Dans ce monde. Ce monde qu'on nous propose. Avec son "nouvel ordre mondial", ses ancien communistes devenus capitalistes devenus démocrates, et ses démocrates devenus libéraux... Et derrière tout ça, l'haleine fétide des vielles aigreurs, ds vielles haines, des vielles saloperies...qui ci et là se réveillent et pètent comme autant de pustules à la surface du Globe.

 

Il ya ce monde, donc, et ses musiques siliconées, sa bouffe prédigérée, sa petite course à petit pas pressés vers on ne sait trop quoi, ses interdits, ses maladies, ses béni-oui-oui et toutes ces tragédies servies en couleurs, au jour le jour, à l'heure où chez les moines, on lisait autrefois les textes anciens. Il y a ce monde, on l'a dit, mais outre cela ? Oui, outre cela, qu'existe-t-il ? La réponse a toute prière: La Vie. Les bons moments passés à une table, les balades au bois dormant, l'amour, lentement, longtemps, avec l'autre; à deux ... Outre cela aussi, il y a les couleurs, les odeurs et les goûts. Le goût du paprika. Ce plus merveilleux, de sucre et de piment... Le goût du sel, sans quoi le goût ne serait goût. Outre cela, encore, il y a la joie et la mélancolie, qui alternent en permanence, comme deux soeurs contraires et indissociables. La joie de toutes fêtes, qui explose quand les corps se laissent aller, quand la tribu musicienne libère le feu, à grand coup de dzing, de couacs et de bongros sons joyeux et pétaradant. Outre le gris et le noir et le blanc, il y a les mille et un coloris du grand cirque de la vie. Outre le raid et l'engoncé, l'obtus et l' rbitraire, la loi et la règle, il y a le bon sens, la compréhension, l'acceptation. Outre le non-dit, outre le droit-devant, outre le pas-vu, il y a les plaintes et complaintes, au parfum amer, qui toujours rappellent à la réalité des âmes... Outre cela, il y a l'essentiel: les fondements. Le primitif, l'écho brumeux d'une conque, le doux cliquetis des bouts de bois que l'on fait s'entrechoquer, le gratouillis céleste d'une sanza, l'insaississable, l'origine, l'essentiel. Cet essentiel de vivre auquel nous aurions pas droit ? Cet essentiel d'authenticité auquel nous saurions prétendre ?

 

Alors, en attendant que la prière s'exause, en attendant que la fleur s'épanouisse, musique, musique... comme ces petits bruits que l'on entend plus, comme l'écho sourd de la rue, comme le hurlement des bêtes fauves, comme le jaillissement des sources de Transylvanie, comme le vieux chariot qui lentement bringuebale sur le chemin pierreux, comme l'oiseau qui piaffe au-dessus, tout au-dessus de nos têtes, là-haut, tout là-haut, quand même, et malgré tout.

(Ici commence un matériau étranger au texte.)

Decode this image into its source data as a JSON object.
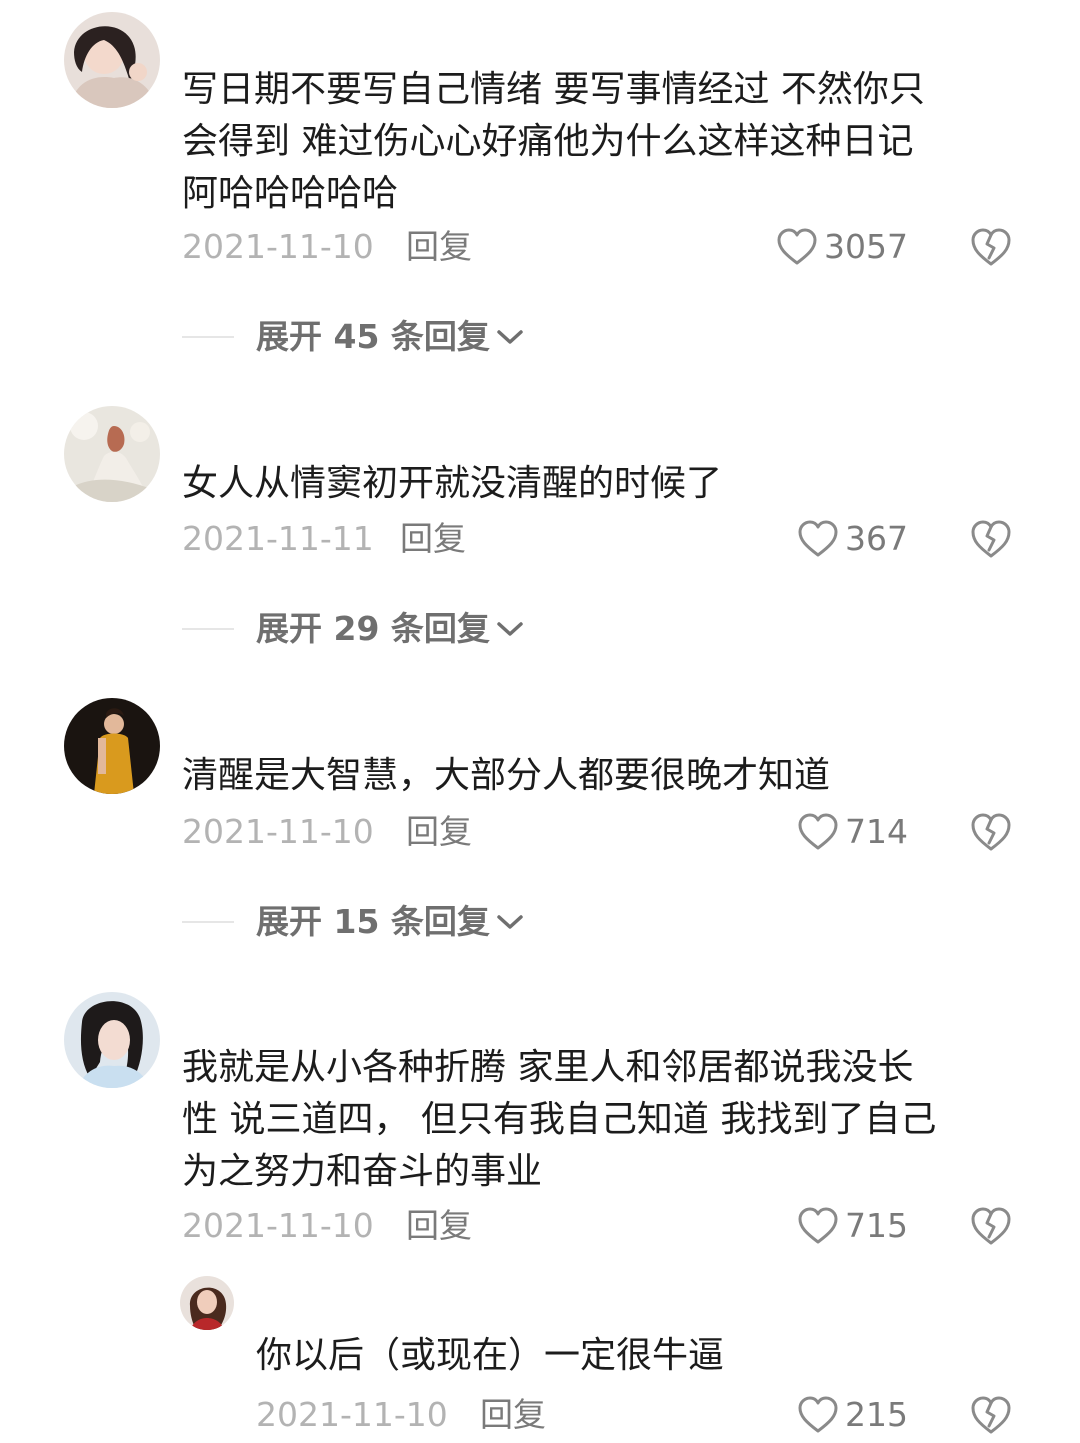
{
  "comments": [
    {
      "text_lines": [
        "写日期不要写自己情绪 要写事情经过 不然你只",
        "会得到 难过伤心心好痛他为什么这样这种日记",
        "阿哈哈哈哈哈"
      ],
      "date": "2021-11-10",
      "reply_label": "回复",
      "likes": "3057",
      "expand_label": "展开 45 条回复"
    },
    {
      "text_lines": [
        "女人从情窦初开就没清醒的时候了"
      ],
      "date": "2021-11-11",
      "reply_label": "回复",
      "likes": "367",
      "expand_label": "展开 29 条回复"
    },
    {
      "text_lines": [
        "清醒是大智慧，大部分人都要很晚才知道"
      ],
      "date": "2021-11-10",
      "reply_label": "回复",
      "likes": "714",
      "expand_label": "展开 15 条回复"
    },
    {
      "text_lines": [
        "我就是从小各种折腾 家里人和邻居都说我没长",
        "性 说三道四， 但只有我自己知道 我找到了自己",
        "为之努力和奋斗的事业"
      ],
      "date": "2021-11-10",
      "reply_label": "回复",
      "likes": "715"
    }
  ],
  "reply": {
    "text": "你以后（或现在）一定很牛逼",
    "date": "2021-11-10",
    "reply_label": "回复",
    "likes": "215"
  },
  "icons": {
    "like": "heart-outline-icon",
    "dislike": "broken-heart-icon",
    "expand": "chevron-down-icon"
  },
  "colors": {
    "text": "#1c1c1c",
    "date": "#b3b3b3",
    "secondary": "#7a7a7a"
  }
}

Orient, Occident, Nord, Sud ...

Il y a tout cela dans IMAFA (Arbre de prière). Et plus encore ! Une veritable musique du monde, héritière et vecteur d'émotions universelles. Servie par un groupe international: Akosh Szelevenyi le Hongrois, Joe Doherty l'Irlandais, Bob Coke l'Americain citoyen du monde, et les Français Bertrand Cantat, chanteur de rock et voix tout court, Bernard Malandain, contrebasse terrestre, et Philippe Foch, percussion totale... Unis dans le même dessein : jouer l'ailleurs, ici, aujourd'hui, et pour demain.